Here, the trial court dismissed Wallin's tort claims brought against McCabe and McDermott pursuant to C.R.C.P. 12(b)(1) on the ground that the claims were barred by governmental immunity. Because the trial court properly dismissed Wallin's complaint pursuant to C.R.C.P. 12(b), it did not abuse its discretion in awarding attorney fees to McCabe and McDermott. Smith, 919 P.2d at 868.
C. State Employees
We decline to address Wallin's argument that McCabe and McDermott “are not state employees and were not given automatic representation by the attorney general['s] office,” because we have already reached a contrary conclusion in part II(B) above regarding their status as state employees. See also§ 24–31–101(4), C.R.S.2010 (subject to exceptions not applicable here, attorney general has duty to defend state employees at their request in civil court actions arising out of the performance of their official duties).
V. Stay of Proceedings
Wallin contends that the trial court abused its discretion when it denied his motion for a stay of proceedings in his civil case pending resolution of his postconviction motion.

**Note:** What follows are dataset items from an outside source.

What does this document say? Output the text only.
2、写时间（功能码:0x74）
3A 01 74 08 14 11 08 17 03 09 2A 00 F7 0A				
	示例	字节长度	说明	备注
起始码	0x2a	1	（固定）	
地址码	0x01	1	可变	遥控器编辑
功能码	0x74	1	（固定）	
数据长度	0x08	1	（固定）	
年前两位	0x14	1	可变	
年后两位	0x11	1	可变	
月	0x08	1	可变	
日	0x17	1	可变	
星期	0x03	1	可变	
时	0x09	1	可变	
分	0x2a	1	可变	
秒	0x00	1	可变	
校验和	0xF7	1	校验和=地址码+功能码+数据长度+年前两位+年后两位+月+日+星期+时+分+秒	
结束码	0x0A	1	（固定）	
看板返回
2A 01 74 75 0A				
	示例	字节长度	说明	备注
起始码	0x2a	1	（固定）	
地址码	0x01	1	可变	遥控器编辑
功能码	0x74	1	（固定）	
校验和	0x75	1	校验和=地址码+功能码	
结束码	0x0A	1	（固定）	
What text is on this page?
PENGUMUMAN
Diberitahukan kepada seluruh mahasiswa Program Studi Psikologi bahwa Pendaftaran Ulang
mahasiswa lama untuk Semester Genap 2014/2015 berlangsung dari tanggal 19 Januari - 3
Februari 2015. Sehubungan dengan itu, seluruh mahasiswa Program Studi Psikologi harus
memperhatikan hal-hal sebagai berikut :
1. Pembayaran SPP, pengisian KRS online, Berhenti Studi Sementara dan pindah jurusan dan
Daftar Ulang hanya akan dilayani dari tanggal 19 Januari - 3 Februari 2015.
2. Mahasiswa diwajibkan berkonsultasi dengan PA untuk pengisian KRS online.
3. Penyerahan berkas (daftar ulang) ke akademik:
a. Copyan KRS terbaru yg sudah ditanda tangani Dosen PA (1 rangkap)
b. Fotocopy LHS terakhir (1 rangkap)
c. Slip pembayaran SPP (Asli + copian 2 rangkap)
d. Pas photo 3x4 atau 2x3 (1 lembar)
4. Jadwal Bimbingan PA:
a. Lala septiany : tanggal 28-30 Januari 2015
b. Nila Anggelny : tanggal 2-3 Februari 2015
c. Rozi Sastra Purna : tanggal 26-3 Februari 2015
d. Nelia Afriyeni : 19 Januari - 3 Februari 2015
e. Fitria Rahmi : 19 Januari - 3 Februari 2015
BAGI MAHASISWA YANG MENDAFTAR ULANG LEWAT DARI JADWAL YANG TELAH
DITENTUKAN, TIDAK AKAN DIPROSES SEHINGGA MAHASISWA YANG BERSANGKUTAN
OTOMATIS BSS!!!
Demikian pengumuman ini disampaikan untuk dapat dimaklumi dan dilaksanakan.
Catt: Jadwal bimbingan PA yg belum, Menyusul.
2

We discern no error.
A. Standard of Review
The decision whether to stay or continue proceedings resides in the sound discretion of the trial court. Christel v. EB Eng'g, Inc., 116 P.3d 1267, 1270 (Colo.App.2005). We will not disturb the trial court's ruling unless it is manifestly arbitrary, unreasonable, or unfair. Davis, 218 P.3d at 727.
B. Analysis
Here, the trial court did not abuse its discretion in denying Wallin's stay motion, because Wallin did not show that hardship would result if the trial court did not grant his motion. He requested the stay because he was “struggling” to handle the civil and criminal cases simultaneously, and stated that it would be “very difficult,” to “obtain information and documents and evidence in both cases equally.” Because Wallin did not make a specific showing of hardship, delays, or prejudice, the trial court's decision to deny the motion was not manifestly arbitrary, unreasonable, or unfair. Id.
The judgment is affirmed.
Judge TERRY and Judge MILLER concur.